Early in the development of an electric motor testing program as an on-site technician, I had the experience of working with a customer’s electrical engineer. This individual had little experience or was just slightly familiar with motor testing. Likely he may have heard about this “new fangled” method of monitoring motors at a convention or seminar and decided that he was going to micro-manage my efforts to implement a motor program at “his” site. Somewhere he had gotten the idea that all motor testers and tests were the same and that his research indicated an offline test should take about four minutes to complete. With this arbitrary four-minute time frame he discovered through “research”, the electrical engineer concluded that 15 motor tests and hour would be the minimum standard.
When you’re in the field using one specific brand of a motor tester, it can realistically take anywhere from 10 to 15 minutes per motor. That is just the minimum amount of time needed for the tester to compile data and does not include locating the starter, following lock-out/tag-out procedures, obtaining permits, putting on PPE, and connecting the cables.
While this process may not seem to be the most cost effective when you add up the time spent doing paperwork and practicing safe work procedures, keep in mind that all it takes is preventing one process failure to justify this time and expense.
I spent two weeks educating the electrical engineer about what tests were needed for a quality program and the timeline required for those tests, including “his” site’s safety requirements. The effect that the tests were going to have on “his” program’s “minimum standard” of testing 15 motors per hour was something he did not want to hear. To drive my point home, and to expose him to a real-world scenario, I decided to invite the electrical engineer to a day of offline testing. He was going to spend the whole day with me, from loading equipment in the morning while at the office until returning at end of the day. He seemed to be a good sport about the whole thing until it became apparent that I was right and he was wrong. After the third motor test (which happened to occur this time right before lunch) there suddenly was a meeting he couldn’t miss and I didn’t see him again until the next day.

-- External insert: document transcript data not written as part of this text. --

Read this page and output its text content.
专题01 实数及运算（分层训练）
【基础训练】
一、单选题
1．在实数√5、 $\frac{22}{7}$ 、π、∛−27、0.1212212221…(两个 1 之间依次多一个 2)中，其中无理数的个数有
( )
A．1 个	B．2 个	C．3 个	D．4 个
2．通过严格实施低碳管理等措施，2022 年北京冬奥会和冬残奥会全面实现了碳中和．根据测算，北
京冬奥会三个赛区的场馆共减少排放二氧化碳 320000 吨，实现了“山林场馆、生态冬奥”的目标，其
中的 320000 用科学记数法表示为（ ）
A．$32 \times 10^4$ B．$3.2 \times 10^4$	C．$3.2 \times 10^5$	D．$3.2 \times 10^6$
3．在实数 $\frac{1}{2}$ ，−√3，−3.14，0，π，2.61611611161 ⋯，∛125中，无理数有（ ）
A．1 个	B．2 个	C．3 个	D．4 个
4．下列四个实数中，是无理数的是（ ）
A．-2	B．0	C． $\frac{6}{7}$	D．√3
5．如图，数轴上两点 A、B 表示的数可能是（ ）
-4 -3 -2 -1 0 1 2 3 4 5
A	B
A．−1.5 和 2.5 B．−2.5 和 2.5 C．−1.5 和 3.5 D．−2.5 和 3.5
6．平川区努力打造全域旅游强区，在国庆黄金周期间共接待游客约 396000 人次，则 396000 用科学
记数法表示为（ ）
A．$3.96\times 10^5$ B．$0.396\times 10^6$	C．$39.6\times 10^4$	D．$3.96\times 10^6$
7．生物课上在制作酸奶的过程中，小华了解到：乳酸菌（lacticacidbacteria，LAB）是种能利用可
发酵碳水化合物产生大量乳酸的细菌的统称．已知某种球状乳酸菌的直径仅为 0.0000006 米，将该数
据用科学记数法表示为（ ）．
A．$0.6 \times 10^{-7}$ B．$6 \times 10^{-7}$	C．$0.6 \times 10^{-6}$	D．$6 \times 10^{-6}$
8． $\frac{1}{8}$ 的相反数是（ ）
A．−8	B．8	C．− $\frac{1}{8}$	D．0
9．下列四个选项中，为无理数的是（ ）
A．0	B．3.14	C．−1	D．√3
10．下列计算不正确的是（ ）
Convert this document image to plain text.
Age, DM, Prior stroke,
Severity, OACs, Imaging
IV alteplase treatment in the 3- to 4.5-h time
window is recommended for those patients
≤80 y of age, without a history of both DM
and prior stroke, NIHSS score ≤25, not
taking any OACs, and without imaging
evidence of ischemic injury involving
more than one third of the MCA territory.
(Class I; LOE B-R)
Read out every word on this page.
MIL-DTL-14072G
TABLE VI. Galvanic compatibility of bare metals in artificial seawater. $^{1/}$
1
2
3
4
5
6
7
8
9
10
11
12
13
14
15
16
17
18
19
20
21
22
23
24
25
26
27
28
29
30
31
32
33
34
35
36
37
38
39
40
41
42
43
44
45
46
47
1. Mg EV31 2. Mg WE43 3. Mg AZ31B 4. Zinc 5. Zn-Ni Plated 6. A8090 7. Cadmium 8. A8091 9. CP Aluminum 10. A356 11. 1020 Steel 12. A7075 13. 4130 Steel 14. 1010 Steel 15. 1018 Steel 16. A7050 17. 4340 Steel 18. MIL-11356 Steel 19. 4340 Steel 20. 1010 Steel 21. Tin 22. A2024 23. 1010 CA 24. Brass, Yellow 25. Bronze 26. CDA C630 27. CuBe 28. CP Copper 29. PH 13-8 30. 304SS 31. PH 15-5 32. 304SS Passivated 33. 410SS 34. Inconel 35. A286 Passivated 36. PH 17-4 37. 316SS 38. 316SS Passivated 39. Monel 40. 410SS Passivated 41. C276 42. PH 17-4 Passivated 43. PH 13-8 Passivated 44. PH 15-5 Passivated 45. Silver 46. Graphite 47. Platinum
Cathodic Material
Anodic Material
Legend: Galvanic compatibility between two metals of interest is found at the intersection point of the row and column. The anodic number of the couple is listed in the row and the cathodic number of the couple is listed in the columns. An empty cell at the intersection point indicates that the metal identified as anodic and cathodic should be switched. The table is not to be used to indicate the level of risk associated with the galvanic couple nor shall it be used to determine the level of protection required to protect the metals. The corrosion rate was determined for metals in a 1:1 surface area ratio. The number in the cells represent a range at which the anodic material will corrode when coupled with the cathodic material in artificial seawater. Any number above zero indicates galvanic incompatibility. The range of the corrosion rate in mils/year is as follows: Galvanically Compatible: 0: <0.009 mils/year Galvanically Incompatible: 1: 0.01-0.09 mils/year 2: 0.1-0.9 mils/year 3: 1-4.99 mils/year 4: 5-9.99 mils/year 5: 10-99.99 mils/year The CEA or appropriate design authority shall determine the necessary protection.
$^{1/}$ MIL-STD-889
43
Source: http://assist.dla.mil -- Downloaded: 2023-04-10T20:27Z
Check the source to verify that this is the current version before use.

When we did manage to meet up again there was a definite change in his approach as to how the program should be managed. The management of the motor program was turned over to the Predictive Maintenance (PdM) Department with reports copied to him.
Dealing with unrealistic expectations is a very common problem that on-site technicians have to deal with on a regular basis. As a traveling technician, the problem lies in the negotiations of the service and not having the safety procedures and other required safe work requirements, how long it takes to fulfill those requirements, and the understanding between both parties. Having unrealistic expectations can, and does, lead to a misunderstanding of how many motors can be tested in a given timeframe. So, if you run into a similar situation, keep your cool. Showing a skeptic the time it takes to perform a motor test in the field can help convey what is, and what is not, a realistic expectation.